Last month, when he suggested that a broader Green Pass would deprive half of Italians “of their right to life,” Mr. Draghi would have none of it.
“The appeal to not getting vaccinated is an appeal to die,” Mr. Draghi said in response to Mr. Salvini’s remarks. “You don’t get a vaccine, you get sick, you die.” The refusal to get vaccinated, he added, would “make people die.”
The next morning, Mr. Salvini got vaccinated.
Mr. Salvini said he had already booked his vaccination, and that he did it not based on what Mr. Draghi said but as a “free choice and not because someone imposed it on me.”
But it’s now clear who is calling the shots, especially since the pro-business base of Mr. Salvini’s own party supports Mr. Draghi in the hopes of getting the economy moving again.
Mr. Draghi has “obviously robbed populism of its voice,” said Sergio Fabbrini, a professor of politics and international relations and dean of the Political Science Department at Luiss, a university in Rome.
The Green Pass is by no means a panacea to the pandemic, and there are still major hurdles for the government to overcome. Younger Italians have proved more resistant to getting vaccinated, but some Italian regions have mobilized inoculation campaigns at their beaches, nightclubs and bars. In Sicily officials offered vaccines in ice cream shops and pizzerias.
More troubling, especially given the awful toll of the virus on older Italians during the first waves of the pandemic, is that about 11 percent of Italians over the age of 60 are still not vaccinated.
Sporadic protests by anti-vaccination activists, who were encouraged during the anti-establishment political campaigns of Five Star and the League, have broken out.
While the government considers about 7 to 8 percent of Italians as strongly opposed to vaccines, it sees an equal percentage as reachable, but they just haven’t gotten around to it or don’t see the point.
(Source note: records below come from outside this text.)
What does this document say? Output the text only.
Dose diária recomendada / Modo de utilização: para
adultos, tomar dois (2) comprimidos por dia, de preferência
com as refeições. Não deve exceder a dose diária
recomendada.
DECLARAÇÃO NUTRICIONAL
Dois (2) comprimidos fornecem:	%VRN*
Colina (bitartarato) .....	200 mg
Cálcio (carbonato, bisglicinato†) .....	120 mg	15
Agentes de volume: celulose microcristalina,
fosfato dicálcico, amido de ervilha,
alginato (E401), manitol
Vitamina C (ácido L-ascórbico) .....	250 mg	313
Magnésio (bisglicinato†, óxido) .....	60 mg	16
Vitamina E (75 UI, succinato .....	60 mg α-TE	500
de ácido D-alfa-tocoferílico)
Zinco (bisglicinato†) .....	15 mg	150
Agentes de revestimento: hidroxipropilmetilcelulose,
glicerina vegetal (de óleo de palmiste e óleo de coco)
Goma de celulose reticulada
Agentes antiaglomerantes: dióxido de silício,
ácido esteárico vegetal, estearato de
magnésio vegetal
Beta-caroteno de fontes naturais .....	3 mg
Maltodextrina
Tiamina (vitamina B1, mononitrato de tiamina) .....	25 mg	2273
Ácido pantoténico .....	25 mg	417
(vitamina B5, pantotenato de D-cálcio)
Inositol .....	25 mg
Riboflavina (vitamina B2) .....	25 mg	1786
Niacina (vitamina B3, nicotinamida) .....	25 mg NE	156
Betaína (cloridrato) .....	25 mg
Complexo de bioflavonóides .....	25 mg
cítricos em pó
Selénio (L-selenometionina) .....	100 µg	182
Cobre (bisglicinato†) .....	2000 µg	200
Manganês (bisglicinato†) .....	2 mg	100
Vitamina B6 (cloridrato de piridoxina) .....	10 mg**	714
The Green Pass, they argue, has already prompted a spike in vaccination bookings, and the government is confident a broader use of the pass will prompt even more inoculations.
Ms. Novelli, who was turned away from the sushi restaurant for not having a Green Pass, said she wasn’t ideologically opposed to inoculation, but had hesitated for fear of missing work with side effects from a fever. She said she understood the rationale of the pass, and said if it became necessary to work, “I’ll have to do it,” but she said she wouldn’t get vaccinated just to eat in a sushi restaurant.
“I did,” said her friend Laura Cretu, who had recently been vaccinated and added that she also needed it to go to university classes in September. “Without the Green Pass,” she said, “you can’t do anything.”
Reporting was contributed by Emma Bubola in Rome, Gaia Pianigiani in Siena and Elisabetta Povoledo in Pallanza, Italy.